Van jonkie bij Waspik naar vaste kracht in Almkerk
Op zijn 15e debuteerde Steven al in het eerste elftal van Waspik. “Ik ben daar echt opgegroeid, tussen vrienden, in een vertrouwde omgeving.” In 2018 maakte hij de overstap naar Almkerk. “De club speelde structureel op een hoger niveau en ik wilde mezelf verder ontwikkelen.”
Zijn favoriete positie is die van aanvallende middenvelder – ‘op tien’. “Daar kan ik het beste mijn creativiteit kwijt. Maar ik ben flexibel: ik heb ook gespeeld als rechtsbuiten, tweede spits en op andere middenveldposities.”

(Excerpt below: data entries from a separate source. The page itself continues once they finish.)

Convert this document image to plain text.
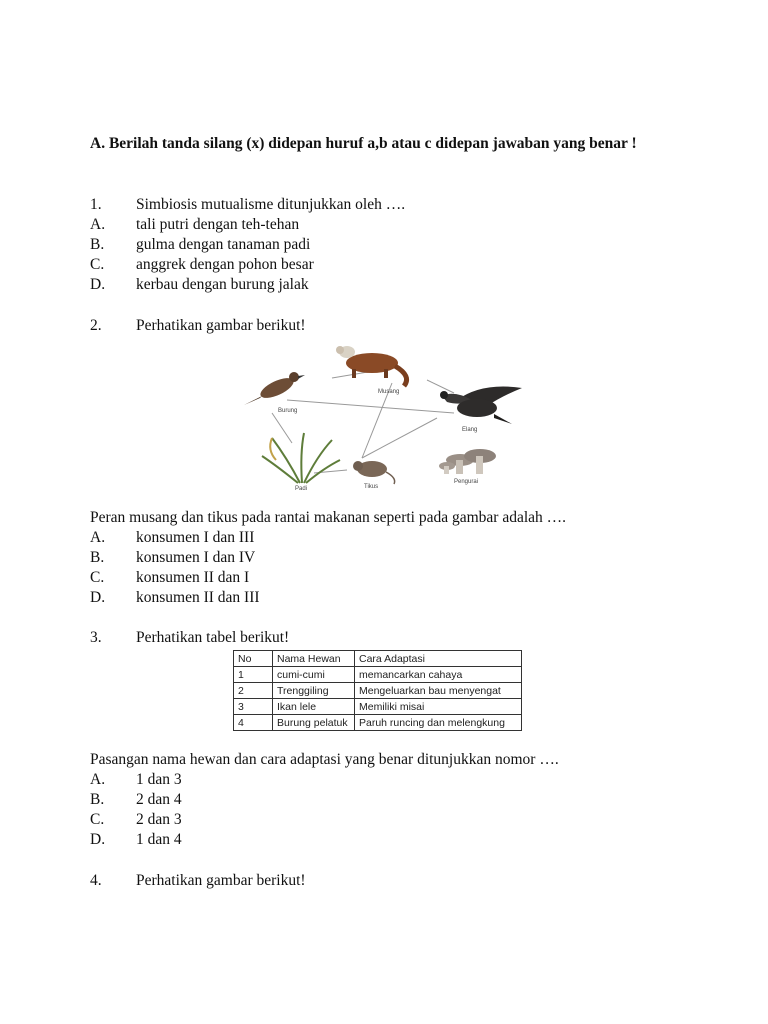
A. Berilah tanda silang (x) didepan huruf a,b atau c didepan jawaban yang benar !
1. Simbiosis mutualisme ditunjukkan oleh ….
A. tali putri dengan teh-tehan
B. gulma dengan tanaman padi
C. anggrek dengan pohon besar
D. kerbau dengan burung jalak
2. Perhatikan gambar berikut!
Burung
Musang
Elang
Padi	Tikus
Pengurai
Peran musang dan tikus pada rantai makanan seperti pada gambar adalah ….
A. konsumen I dan III
B. konsumen I dan IV
C. konsumen II dan I
D. konsumen II dan III
3. Perhatikan tabel berikut!
No	Nama Hewan	Cara Adaptasi
1	cumi-cumi	memancarkan cahaya
2	Trenggiling	Mengeluarkan bau menyengat
3	Ikan lele	Memiliki misai
4	Burung pelatuk	Paruh runcing dan melengkung
Pasangan nama hewan dan cara adaptasi yang benar ditunjukkan nomor ….
A. 1 dan 3
B. 2 dan 4
C. 2 dan 3
D. 1 dan 4
4. Perhatikan gambar berikut!
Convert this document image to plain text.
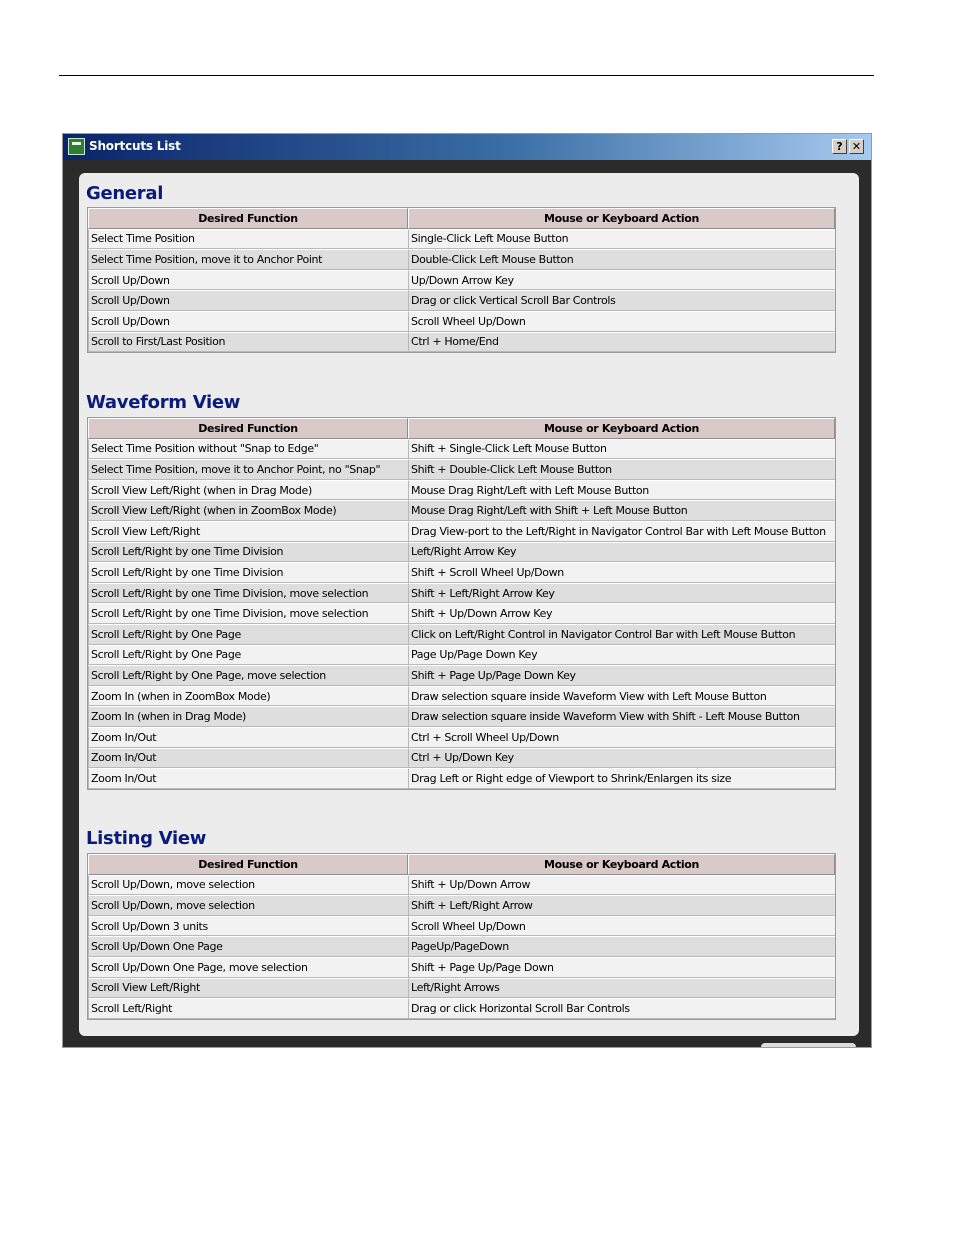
Shortcuts List	? ✕
General
Desired Function	Mouse or Keyboard Action
Select Time Position	Single-Click Left Mouse Button
Select Time Position, move it to Anchor Point	Double-Click Left Mouse Button
Scroll Up/Down	Up/Down Arrow Key
Scroll Up/Down	Drag or click Vertical Scroll Bar Controls
Scroll Up/Down	Scroll Wheel Up/Down
Scroll to First/Last Position	Ctrl + Home/End
Waveform View
Desired Function	Mouse or Keyboard Action
Select Time Position without "Snap to Edge"	Shift + Single-Click Left Mouse Button
Select Time Position, move it to Anchor Point, no "Snap"	Shift + Double-Click Left Mouse Button
Scroll View Left/Right (when in Drag Mode)	Mouse Drag Right/Left with Left Mouse Button
Scroll View Left/Right (when in ZoomBox Mode)	Mouse Drag Right/Left with Shift + Left Mouse Button
Scroll View Left/Right	Drag View-port to the Left/Right in Navigator Control Bar with Left Mouse Button
Scroll Left/Right by one Time Division	Left/Right Arrow Key
Scroll Left/Right by one Time Division	Shift + Scroll Wheel Up/Down
Scroll Left/Right by one Time Division, move selection	Shift + Left/Right Arrow Key
Scroll Left/Right by one Time Division, move selection	Shift + Up/Down Arrow Key
Scroll Left/Right by One Page	Click on Left/Right Control in Navigator Control Bar with Left Mouse Button
Scroll Left/Right by One Page	Page Up/Page Down Key
Scroll Left/Right by One Page, move selection	Shift + Page Up/Page Down Key
Zoom In (when in ZoomBox Mode)	Draw selection square inside Waveform View with Left Mouse Button
Zoom In (when in Drag Mode)	Draw selection square inside Waveform View with Shift - Left Mouse Button
Zoom In/Out	Ctrl + Scroll Wheel Up/Down
Zoom In/Out	Ctrl + Up/Down Key
Zoom In/Out	Drag Left or Right edge of Viewport to Shrink/Enlargen its size
Listing View
Desired Function	Mouse or Keyboard Action
Scroll Up/Down, move selection	Shift + Up/Down Arrow
Scroll Up/Down, move selection	Shift + Left/Right Arrow
Scroll Up/Down 3 units	Scroll Wheel Up/Down
Scroll Up/Down One Page	PageUp/PageDown
Scroll Up/Down One Page, move selection	Shift + Page Up/Page Down
Scroll View Left/Right	Left/Right Arrows
Scroll Left/Right	Drag or click Horizontal Scroll Bar Controls
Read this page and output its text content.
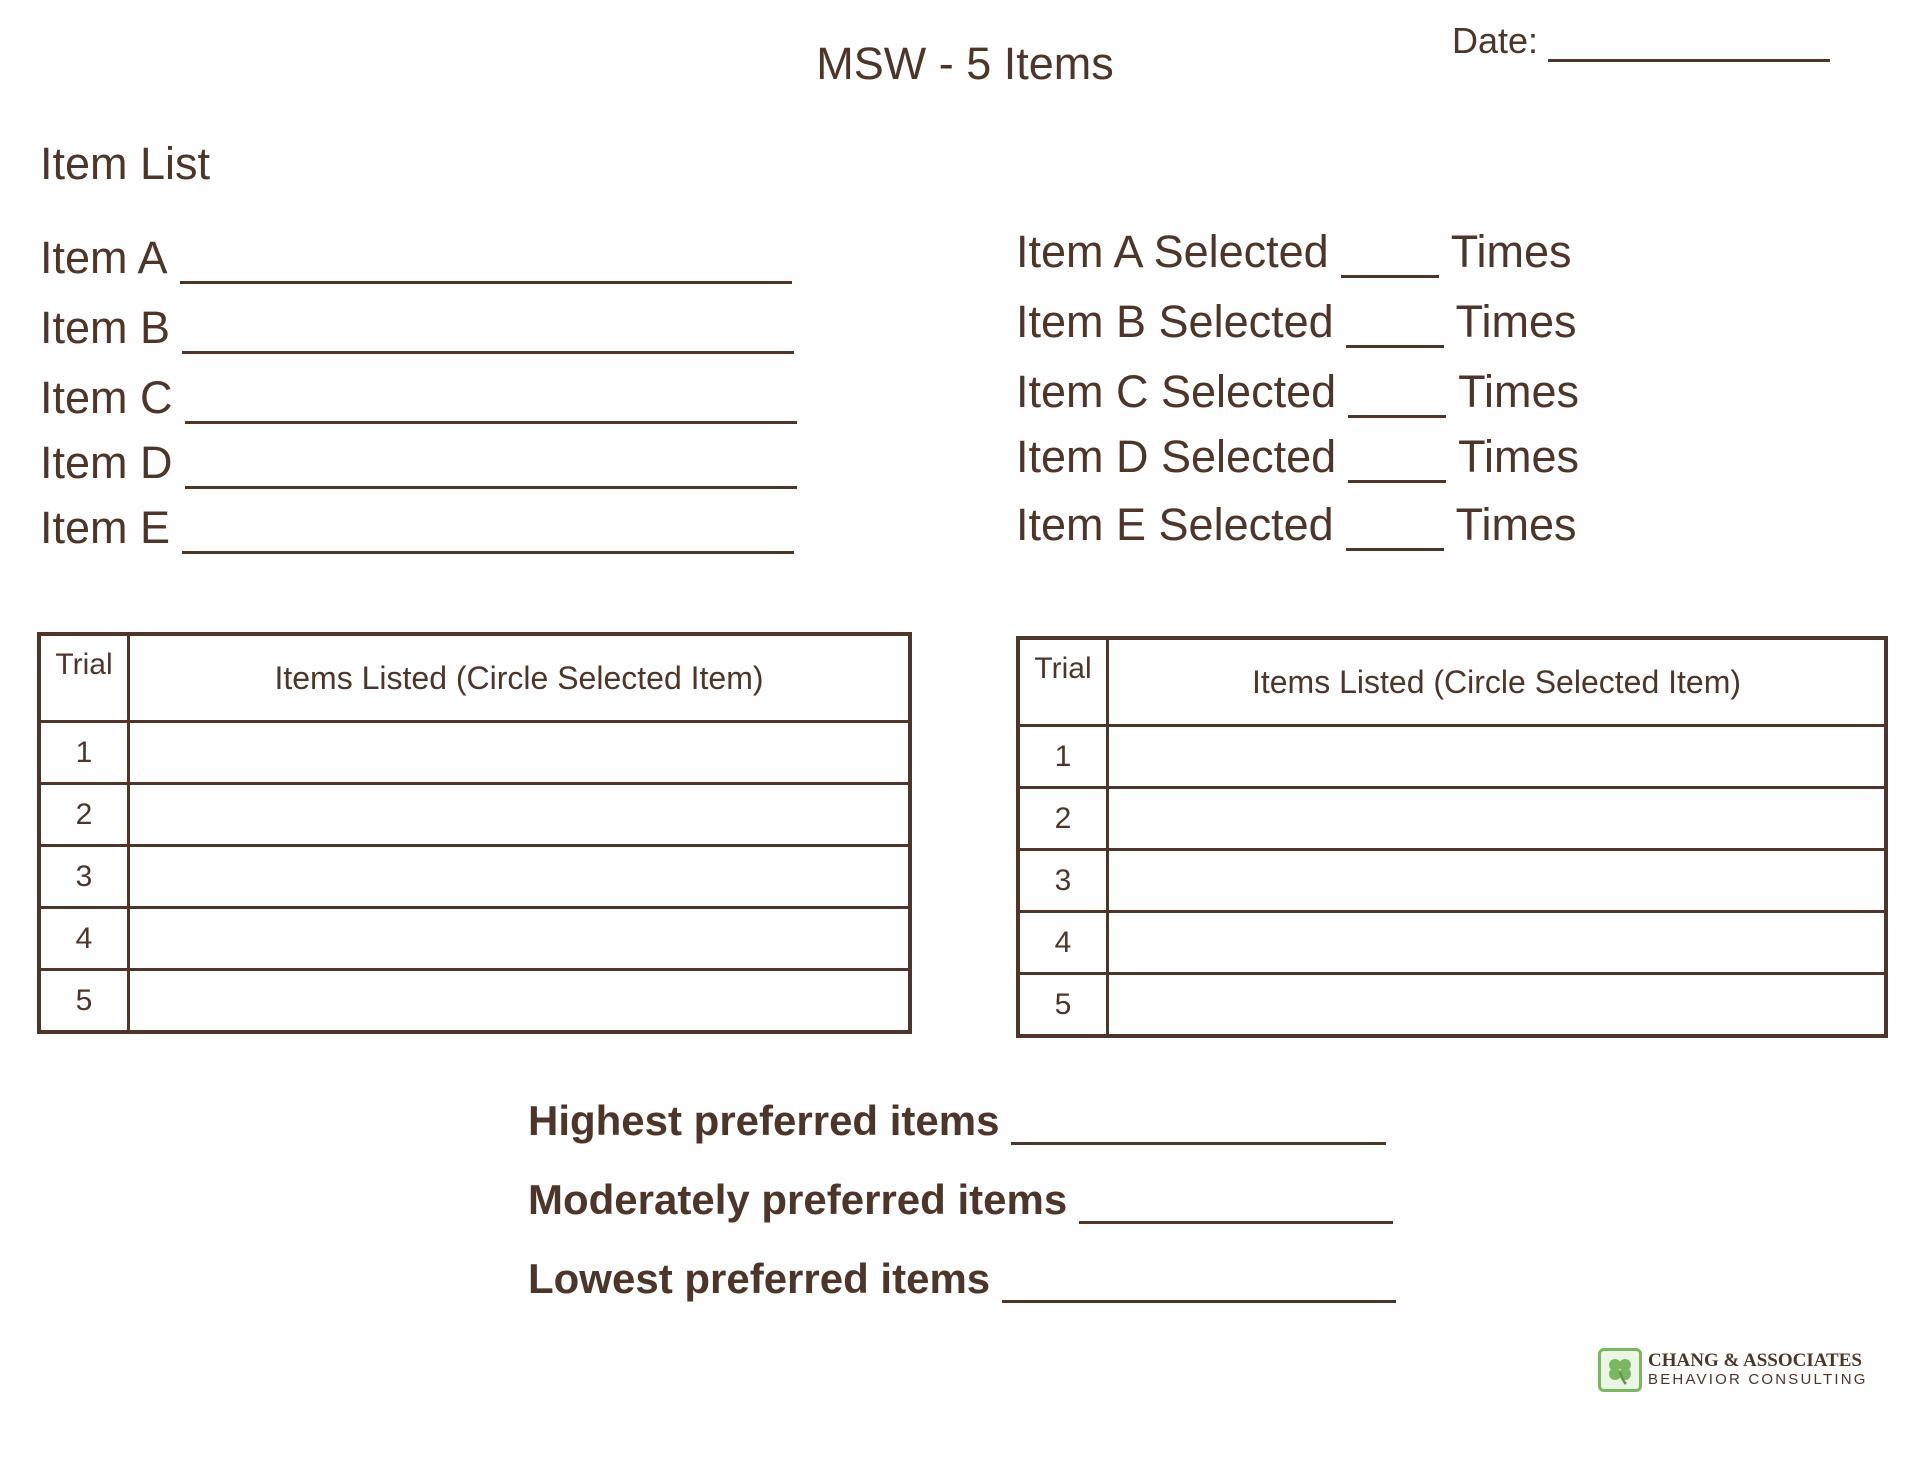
MSW - 5 Items	Date:
Item List
Item A
Item B
Item C
Item D
Item E
Item A Selected	Times
Item B Selected	Times
Item C Selected	Times
Item D Selected	Times
Item E Selected	Times
Trial	Items Listed (Circle Selected Item)
1	
2	
3	
4	
5	
Trial	Items Listed (Circle Selected Item)
1	
2	
3	
4	
5	
Highest preferred items
Moderately preferred items
Lowest preferred items
CHANG & ASSOCIATES
BEHAVIOR CONSULTING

Het afgelopen seizoen was een van de beste in zijn carrière. Almkerk eindigde op de tweede plaats met maar liefst 53 punten – een clubrecord – en streed tot het eind mee om promotie naar de vierde divisie. “We hebben echt vaak wedstrijden naar ons toe weten te trekken in de slotfase. Sommigen noemen het geluk, maar ik noem het karakter.”
Helaas liep het net anders. “We misten de promotie via de nacompetitie. Na een lang en zwaar seizoen, waarin we ook een druk bekerprogramma hadden, was de energie op. Tegen Mierlo-Hout waren we niet meer op ons scherpst.”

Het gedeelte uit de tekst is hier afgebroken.